The Shoutbox
"Well, then, I'm happy and sad for you."

PM me, mister! I want to hear more about this insanity.
Hey Mary. I have taken a bizarre step.

I have started...

"THE NOVEL"

DUN DUN DUN!!
Thank you for validating my inadequacy.

But you'd think that most people would also know that blind people don't drive... and yet there is Braille on my bank's drive-thru...
I don't know, but I think most folks are hip to the fact that epileptics can't have a driver's license. They probably think more properly that you're just a spaz.
My problem is the bopping around in the seat of the car. You know -- head shaking and nodding to the beat, coupled with the singing. I have to wonder if the other drivers think I'm having an epileptic fit.
Songs that are embarassing to be found loudly singing to at a traffic light: campy '80s classic "I Know What Boys Like" by The Waitresses.

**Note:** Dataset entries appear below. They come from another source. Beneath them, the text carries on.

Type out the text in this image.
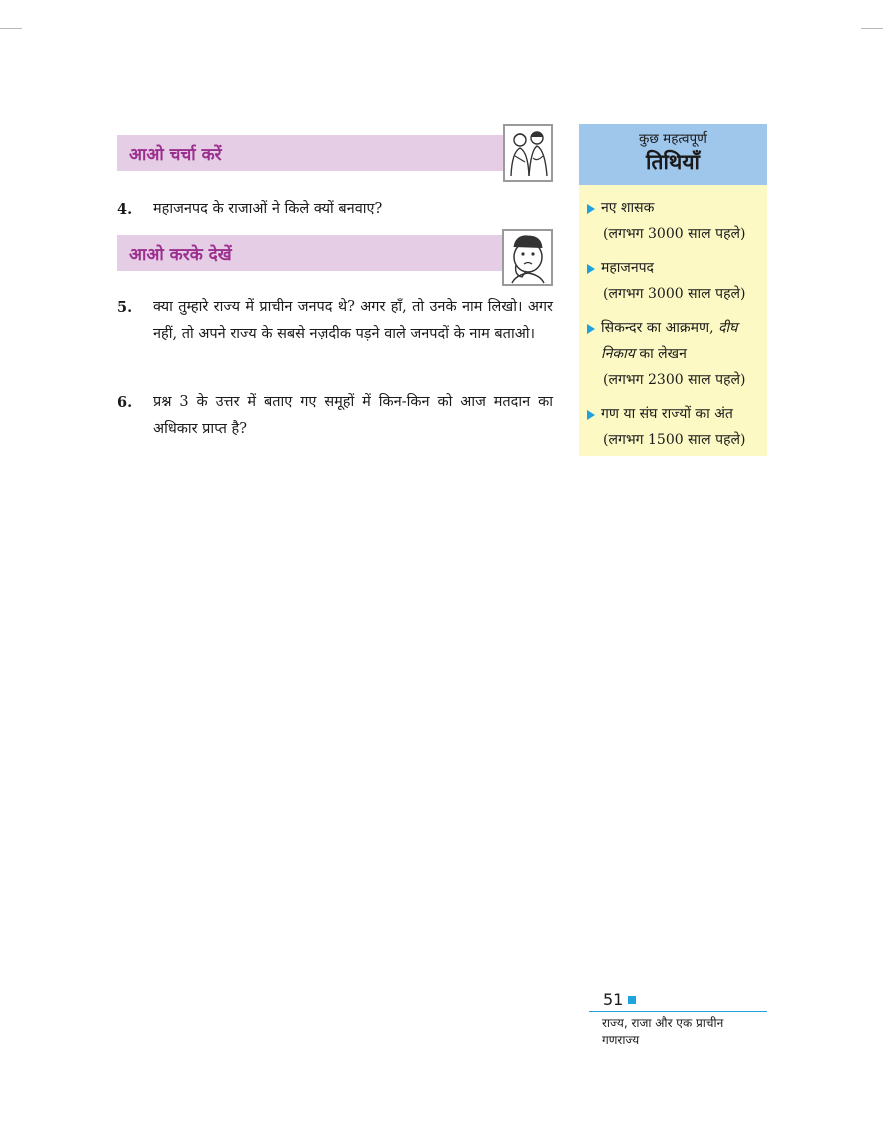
आओ चर्चा करें
4. महाजनपद के राजाओं ने किले क्यों बनवाए?
आओ करके देखें
5. क्या तुम्हारे राज्य में प्राचीन जनपद थे? अगर हाँ, तो उनके नाम लिखो। अगर नहीं, तो अपने राज्य के सबसे नज़दीक पड़ने वाले जनपदों के नाम बताओ।
6. प्रश्न 3 के उत्तर में बताए गए समूहों में किन-किन को आज मतदान का अधिकार प्राप्त है?
कुछ महत्वपूर्ण
तिथियाँ
नए शासक
(लगभग 3000 साल पहले)
महाजनपद
(लगभग 3000 साल पहले)
सिकन्दर का आक्रमण, दीघ निकाय का लेखन
(लगभग 2300 साल पहले)
गण या संघ राज्यों का अंत
(लगभग 1500 साल पहले)
51
राज्य, राजा और एक प्राचीन गणराज्य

Oy. It's the kind of experience that makes you want to pony up the dough for heavily-tinted windows.

"I know what boys like, I know whay guys want, I know what boys like, boys like, boys like me..."
...and there you have it.

"It's only a model."
"I don't wanna talk to you no more, you empty-headed animal food trough wiper! I fart in your general direction! Your mother was a hamster, and your father smelt of elderberries!"


Smelt, smelled. Tomato, tomahto.

Let's call the whole thing off.
I thought it was "smelt of elderberries"?
Oh yeah, I'm so tired right now I'm not even thinking straight.